At present, the analysis of the STR short tandem repeat sequence usually needs professional analysis software to read and analyze the original data generated by a sequencer. In the process of reading, analyzing and converting, a complex algorithm is needed to be used for calculation according to a gene specific rule and a mathematical formula. The analysis of the raw data currently relies on foreign analysis software and is limited to sequencing analysis of the 5-color fluorescence channel. Aiming at 8-color and 9-color fluorescence channels, effective analysis cannot be carried out at home, and the overall situation of DNA identification of forensic medicine in China is delayed.
The prior art has the defects that 1, the prior domestic known short tandem repeat STR8 color and 9 color primary data analysis has the phenomena of missing peaks, wrong peaks, misjudgment and the like due to the problems of the analysis method, so that accurate gene sequencing analysis can not be carried out, and the domestic DNA sequencing is greatly hindered. 2. All the kits which are common in insomnia cannot be perfectly compatible, and the analysis fragment combination internal standard rule needs to be adjusted independently according to different kits. 3. The existing judgment method set by analysis software only aims at 5-color fluorescence channels, and the number of detectable loci is rapidly increased due to the continuous improvement of the sensitivity of the existing reagent, so that the 5-color fluorescence channels cannot be met. There is a need for assays that support more color fluorescence channels. 4. The analysis method used at present needs to judge some peak types manually in the data analysis process, and the experimenters have abundant analysis experience to make accurate analysis and judgment, so that the threshold of entrance for analysis is high, and the method cannot be popularized.
Disclosure of Invention
The present invention aims to provide a method for analyzing STR gene data to solve the problems in the background art.
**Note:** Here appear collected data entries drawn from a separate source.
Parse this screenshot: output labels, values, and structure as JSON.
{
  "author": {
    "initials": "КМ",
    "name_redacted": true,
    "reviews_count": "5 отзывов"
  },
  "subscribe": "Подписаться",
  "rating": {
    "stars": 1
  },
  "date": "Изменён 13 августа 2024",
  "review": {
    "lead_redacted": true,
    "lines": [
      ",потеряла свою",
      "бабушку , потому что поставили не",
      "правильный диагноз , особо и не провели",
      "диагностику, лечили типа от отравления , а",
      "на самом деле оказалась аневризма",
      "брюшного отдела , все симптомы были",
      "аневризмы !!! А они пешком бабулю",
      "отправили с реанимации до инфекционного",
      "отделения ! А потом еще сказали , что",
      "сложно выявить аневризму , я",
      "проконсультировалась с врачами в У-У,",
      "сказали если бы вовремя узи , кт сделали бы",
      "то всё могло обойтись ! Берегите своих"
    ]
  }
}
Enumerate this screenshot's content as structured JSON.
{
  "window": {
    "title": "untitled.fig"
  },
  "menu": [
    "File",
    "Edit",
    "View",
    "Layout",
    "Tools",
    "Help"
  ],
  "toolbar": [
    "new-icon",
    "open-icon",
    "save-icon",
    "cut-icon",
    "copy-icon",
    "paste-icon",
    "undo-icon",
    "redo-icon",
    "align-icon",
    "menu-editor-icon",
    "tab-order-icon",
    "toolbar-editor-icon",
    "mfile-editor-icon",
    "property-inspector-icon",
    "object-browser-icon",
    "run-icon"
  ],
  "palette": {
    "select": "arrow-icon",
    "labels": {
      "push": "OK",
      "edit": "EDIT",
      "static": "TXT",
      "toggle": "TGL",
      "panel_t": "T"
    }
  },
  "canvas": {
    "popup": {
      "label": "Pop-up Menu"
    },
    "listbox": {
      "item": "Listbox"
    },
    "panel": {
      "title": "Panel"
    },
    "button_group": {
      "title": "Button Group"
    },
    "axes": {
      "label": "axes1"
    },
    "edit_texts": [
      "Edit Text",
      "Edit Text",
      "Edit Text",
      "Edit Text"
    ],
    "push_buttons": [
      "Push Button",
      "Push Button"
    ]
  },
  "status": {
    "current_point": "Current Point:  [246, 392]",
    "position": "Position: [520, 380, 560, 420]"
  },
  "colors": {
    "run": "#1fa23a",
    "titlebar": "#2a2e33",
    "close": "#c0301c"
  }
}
A method for STR gene data analysis comprises the following steps:
step 1: data collection, namely, the original data file in the format of fsa and hid output by a sequencer is in an appointed path, the system refreshes in real time, and a new data file is checked under the appointed path, namely, the new data file is read;
step 2: analyzing original data, namely, determining the displacement position and the data length of each dyeing channel data according to the type and description of each data packet set in a header file by reading the header file data of the original data, and forming a sine-cosine wave peak image in the time direction and the frequency direction by using a Fourier series formula;
and step 3: fluorescence color separation, namely separating each fluorescence channel according to different colors according to internal standard data in the use data, wherein the internal standard data are used as absolute positioning positions of an original map, and a locus configuration file provided by a manufacturer is used as a logic position of the original map;
and 4, step 4: peak value calculation, namely, automatically judging a normal peak and an abnormal peak according to the threshold ratio of each locus range and the high-low peak, namely the peak height difference ratio of heterozygote, and judging whether the peak position is in the locus range or not or whether the peak height ratio exceeds the threshold;
and 5: the regular standard substance ladder comparison calculation-comparison calculation is to compare and calibrate the peak height value of a sample and the gene locus position in a gene locus according to the peak position of the sample and the position of the ladder position by taking a parting standard substance provided by a reagent manufacturer as a standard basis for measuring the peak;
step 6: allele is distributed according to a locus rule, a configuration file provided by a reagent manufacturer predefines the number of loci and loci distributed on each fluorescent color channel, and a system automatically compares and matches the loci and the loci of the allele with the rule according to the rule;
and 7: filtering the mixed peak, setting the peak height value of homozygote and heterozygote to be lower than 50-60 and the peak width to be 0.3-0.7 by presetting the attribute of the mixed peak, judging the mixed peak if the peak width exceeds the range, and judging the mixed peak to be an effective peak if the peak width exceeds the range;
and 8: and (4) displaying the allelic gene peak type, and finally facilitating the identification and judgment of a system and a laboratory technician.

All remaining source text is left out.